That will very likely be an uphill battle. There are finite use patterns for how we store data on individual devices, and the same could be said for enterprise storage. They are all established, and woven into the way many of us do stuff. There’s:
- Heavy-duty (power) computing use, which continues to rely on great processors, efficient software and fast and deep on-board storage;
- Light-and-fast computing use, which can happen on either a laptop or tablet but which requires at least some support from on-board storage for quick retrieval of documents and applications;
- Ultra-mobility, which happens primarily through tablets but also through laptops like the MacBook Air or Samsung Series 9, where SSDs or HDDs are more for supporting fast-boot times than data storage. Here cloud storage has an emerging opportunity;
- Enterprise computing, where IT shops are so cautious at times with the security, management issues and cost risks associated with individual storage that some still refuse to expand employee e-mail capacity beyond 500 MB.

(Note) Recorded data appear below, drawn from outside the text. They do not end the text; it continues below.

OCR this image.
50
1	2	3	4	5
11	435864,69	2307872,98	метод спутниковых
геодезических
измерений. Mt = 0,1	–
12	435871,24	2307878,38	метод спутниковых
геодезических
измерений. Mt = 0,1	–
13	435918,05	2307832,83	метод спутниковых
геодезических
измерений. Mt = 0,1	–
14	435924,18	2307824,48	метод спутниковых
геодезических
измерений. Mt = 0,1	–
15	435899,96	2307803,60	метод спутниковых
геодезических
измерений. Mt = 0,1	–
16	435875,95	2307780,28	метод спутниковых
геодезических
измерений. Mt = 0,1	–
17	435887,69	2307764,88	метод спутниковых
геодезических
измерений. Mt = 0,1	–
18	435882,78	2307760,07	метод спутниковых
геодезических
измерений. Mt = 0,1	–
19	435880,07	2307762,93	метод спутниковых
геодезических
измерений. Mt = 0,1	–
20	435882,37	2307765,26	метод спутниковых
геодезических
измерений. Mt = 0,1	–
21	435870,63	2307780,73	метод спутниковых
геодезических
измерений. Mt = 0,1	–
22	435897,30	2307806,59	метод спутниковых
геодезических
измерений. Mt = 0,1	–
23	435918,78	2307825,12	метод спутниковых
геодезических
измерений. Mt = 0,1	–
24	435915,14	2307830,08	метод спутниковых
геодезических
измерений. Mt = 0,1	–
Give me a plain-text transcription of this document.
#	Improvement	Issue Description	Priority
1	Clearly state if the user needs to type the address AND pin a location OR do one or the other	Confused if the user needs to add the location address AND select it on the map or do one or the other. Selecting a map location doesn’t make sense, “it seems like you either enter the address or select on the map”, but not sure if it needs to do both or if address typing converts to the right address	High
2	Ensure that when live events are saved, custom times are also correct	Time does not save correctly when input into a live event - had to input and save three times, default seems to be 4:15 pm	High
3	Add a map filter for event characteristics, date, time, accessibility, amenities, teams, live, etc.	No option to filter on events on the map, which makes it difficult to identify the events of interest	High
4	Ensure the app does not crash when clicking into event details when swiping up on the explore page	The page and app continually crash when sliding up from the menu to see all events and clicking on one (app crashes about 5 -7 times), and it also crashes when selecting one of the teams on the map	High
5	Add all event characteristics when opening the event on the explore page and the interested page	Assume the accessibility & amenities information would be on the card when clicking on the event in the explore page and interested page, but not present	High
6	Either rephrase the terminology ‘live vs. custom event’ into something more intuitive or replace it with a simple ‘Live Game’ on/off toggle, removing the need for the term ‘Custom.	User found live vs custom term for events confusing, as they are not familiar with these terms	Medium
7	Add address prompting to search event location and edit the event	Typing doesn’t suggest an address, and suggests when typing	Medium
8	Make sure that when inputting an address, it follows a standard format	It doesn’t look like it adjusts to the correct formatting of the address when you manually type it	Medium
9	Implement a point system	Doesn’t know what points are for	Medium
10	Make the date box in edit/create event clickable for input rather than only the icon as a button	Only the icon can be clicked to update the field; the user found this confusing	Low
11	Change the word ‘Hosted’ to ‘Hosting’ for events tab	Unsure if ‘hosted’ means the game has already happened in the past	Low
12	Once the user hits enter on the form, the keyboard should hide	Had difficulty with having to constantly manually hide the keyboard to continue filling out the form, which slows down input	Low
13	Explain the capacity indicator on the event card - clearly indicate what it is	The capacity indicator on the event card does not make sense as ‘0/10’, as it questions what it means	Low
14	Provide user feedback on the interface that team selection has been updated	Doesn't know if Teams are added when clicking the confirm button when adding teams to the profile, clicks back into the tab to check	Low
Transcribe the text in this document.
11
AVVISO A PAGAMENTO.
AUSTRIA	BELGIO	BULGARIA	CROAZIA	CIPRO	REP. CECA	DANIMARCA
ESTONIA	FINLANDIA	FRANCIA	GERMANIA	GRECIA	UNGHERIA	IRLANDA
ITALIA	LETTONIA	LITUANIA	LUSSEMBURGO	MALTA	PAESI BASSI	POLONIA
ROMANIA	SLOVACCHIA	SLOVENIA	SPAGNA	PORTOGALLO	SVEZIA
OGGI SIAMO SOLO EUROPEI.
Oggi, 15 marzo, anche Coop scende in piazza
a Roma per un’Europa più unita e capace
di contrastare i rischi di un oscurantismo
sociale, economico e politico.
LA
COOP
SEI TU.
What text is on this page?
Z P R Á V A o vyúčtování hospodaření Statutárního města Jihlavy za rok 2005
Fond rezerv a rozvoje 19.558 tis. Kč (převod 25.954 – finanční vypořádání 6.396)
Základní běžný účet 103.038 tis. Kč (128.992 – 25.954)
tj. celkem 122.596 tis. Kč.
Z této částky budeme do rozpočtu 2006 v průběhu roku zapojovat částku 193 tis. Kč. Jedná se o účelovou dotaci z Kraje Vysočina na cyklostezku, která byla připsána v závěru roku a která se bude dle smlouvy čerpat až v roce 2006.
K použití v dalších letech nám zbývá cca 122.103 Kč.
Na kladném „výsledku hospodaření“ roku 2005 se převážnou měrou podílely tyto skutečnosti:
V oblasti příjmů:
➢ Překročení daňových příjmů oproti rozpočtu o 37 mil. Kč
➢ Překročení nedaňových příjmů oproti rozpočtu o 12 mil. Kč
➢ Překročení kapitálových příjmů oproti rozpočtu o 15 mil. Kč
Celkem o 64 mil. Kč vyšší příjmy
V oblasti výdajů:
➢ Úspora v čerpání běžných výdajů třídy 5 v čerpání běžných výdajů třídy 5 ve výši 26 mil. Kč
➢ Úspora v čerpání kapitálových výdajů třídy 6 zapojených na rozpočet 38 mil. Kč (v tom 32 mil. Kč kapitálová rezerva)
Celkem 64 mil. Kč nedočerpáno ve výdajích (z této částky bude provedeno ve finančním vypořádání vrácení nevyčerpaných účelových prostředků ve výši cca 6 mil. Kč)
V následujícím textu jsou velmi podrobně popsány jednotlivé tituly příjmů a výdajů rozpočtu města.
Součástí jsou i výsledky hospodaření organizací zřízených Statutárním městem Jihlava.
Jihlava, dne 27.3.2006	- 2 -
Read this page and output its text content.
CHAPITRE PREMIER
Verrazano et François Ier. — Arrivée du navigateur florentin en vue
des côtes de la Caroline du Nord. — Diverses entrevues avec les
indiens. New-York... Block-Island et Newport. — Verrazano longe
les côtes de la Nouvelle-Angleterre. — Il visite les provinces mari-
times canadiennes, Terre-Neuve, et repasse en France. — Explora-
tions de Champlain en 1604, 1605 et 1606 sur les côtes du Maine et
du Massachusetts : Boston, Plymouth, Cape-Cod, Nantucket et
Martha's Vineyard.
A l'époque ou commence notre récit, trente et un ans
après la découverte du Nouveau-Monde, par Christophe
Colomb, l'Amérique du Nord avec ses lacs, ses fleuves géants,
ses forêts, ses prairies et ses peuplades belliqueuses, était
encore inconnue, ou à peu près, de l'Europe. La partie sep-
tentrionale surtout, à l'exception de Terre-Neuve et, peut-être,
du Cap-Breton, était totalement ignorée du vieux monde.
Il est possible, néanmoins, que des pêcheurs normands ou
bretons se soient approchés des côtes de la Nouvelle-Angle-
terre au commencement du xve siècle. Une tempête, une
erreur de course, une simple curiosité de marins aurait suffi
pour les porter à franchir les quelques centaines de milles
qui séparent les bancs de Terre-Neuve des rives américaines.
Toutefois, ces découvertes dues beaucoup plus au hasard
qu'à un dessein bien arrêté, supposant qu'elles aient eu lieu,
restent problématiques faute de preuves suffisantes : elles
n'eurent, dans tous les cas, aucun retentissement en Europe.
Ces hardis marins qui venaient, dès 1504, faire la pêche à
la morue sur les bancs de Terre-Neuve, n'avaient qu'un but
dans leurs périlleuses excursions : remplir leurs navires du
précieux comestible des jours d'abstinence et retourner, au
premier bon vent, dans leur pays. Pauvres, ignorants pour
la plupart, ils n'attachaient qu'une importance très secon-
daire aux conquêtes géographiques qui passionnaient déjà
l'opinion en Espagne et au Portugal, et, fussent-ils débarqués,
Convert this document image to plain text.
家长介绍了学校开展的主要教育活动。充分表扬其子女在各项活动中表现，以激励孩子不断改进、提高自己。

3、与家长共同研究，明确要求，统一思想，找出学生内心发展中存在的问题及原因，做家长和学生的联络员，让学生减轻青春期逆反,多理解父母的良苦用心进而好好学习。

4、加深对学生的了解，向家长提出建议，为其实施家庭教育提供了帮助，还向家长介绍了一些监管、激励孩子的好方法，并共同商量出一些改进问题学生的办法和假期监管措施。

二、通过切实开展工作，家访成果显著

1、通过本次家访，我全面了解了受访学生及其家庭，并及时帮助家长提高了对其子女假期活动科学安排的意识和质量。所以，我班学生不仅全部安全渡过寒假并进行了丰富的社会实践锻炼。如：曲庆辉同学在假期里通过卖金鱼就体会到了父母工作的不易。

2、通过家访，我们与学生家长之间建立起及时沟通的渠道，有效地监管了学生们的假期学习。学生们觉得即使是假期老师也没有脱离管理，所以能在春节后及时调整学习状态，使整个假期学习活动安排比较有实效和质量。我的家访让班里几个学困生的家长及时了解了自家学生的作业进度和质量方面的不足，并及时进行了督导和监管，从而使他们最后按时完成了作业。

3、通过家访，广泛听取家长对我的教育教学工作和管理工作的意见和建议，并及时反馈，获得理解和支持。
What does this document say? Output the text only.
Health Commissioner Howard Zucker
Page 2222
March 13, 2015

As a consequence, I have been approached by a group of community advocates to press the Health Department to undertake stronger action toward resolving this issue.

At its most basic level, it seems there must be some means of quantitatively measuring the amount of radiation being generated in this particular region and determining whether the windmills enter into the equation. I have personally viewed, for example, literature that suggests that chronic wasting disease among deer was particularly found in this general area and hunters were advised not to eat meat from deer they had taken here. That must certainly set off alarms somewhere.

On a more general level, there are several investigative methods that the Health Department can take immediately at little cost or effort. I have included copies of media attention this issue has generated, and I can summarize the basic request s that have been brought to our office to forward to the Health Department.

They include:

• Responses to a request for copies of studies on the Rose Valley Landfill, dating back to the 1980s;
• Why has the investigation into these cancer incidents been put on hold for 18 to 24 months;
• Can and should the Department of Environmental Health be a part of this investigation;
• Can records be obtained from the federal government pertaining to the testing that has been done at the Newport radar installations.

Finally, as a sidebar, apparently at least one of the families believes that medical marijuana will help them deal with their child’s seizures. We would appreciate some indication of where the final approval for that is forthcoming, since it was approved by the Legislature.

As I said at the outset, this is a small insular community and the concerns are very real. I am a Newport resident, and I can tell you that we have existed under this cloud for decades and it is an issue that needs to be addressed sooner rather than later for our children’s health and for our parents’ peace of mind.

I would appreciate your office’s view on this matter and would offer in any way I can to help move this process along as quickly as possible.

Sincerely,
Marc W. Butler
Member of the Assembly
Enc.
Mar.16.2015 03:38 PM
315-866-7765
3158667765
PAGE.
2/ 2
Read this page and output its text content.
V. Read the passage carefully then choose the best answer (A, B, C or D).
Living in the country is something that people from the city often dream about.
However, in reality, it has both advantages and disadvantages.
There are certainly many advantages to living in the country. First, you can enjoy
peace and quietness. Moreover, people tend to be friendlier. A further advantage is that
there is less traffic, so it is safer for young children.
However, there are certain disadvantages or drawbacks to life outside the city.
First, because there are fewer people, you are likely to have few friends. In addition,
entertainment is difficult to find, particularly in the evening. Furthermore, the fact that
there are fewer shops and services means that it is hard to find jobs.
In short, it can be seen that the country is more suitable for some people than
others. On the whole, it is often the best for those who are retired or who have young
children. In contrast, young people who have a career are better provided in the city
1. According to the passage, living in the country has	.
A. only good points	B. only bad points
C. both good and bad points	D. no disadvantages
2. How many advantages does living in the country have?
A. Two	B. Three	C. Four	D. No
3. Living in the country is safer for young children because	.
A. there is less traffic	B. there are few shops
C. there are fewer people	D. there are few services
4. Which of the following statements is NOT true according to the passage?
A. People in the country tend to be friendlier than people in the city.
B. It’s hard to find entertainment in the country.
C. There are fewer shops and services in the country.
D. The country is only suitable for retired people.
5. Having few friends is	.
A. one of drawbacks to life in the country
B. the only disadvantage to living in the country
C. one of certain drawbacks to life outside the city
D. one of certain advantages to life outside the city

It’s hard to see how any Google cloud storage offering will alter any of these usage patterns. It’s hard to see how Google will offer anything more than a “me too” service. Will it integrate with Google Plus? Docs? Gmail? Android? Even if it does, Google cloud storage will still have the same bandwidth and availability challenges as all of the other services for mobility. And it will still have the same security, manageability and cost-effectiveness challenges as the enterprise cloud storage companies.
And consider these remarks from Guy Cress:
“I talk to a lot of Gartner clients who are looking for an enterprise alternative to Dropbox. If Google Drive is consumer-oriented, Google is missing a huge opportunity.”
(By the way, if you’re in an enterprise and you’re using Dropbox, you could creating a lot of risk. )
The problem is, for Google to reach a meaningful level of enterprise-readiness with Google Drive, we would need to see a level of R&D investment the likes of which we’ve already seen over the years by companies like EMC, HP, Dell, VMware and -- over the course of decades -- IBM. Google has some of the world’s smartest people, and a lot of cash, so that’s indeed possible. But the lion’s share of Google’s revenue comes from Web-based advertising, and client-side computing, so don’t expect a major drive into enterprise cloud storage by Google just yet.
The good news for Google in all of this is that nobody else has grabbed the mantle of cloud-storage frontrunner. Apple’s iCloud, Microsoft’s Sky Drive, Box.net, Dropbox all are grabbing slivers of the same pie for now. In the enterprise, Rackspace and a variety of others are doing, essentially, the same. There is yet to emerge a Microsoft or Intel of cloud storage.
Do we even need a Google Drive, for individuals or enterprises? Somehow, IT has managed to survive for a couple of decades without it. It could easily survive a couple more.
Unless Google can change the way we do things, it will just be a nice little option along with all the others.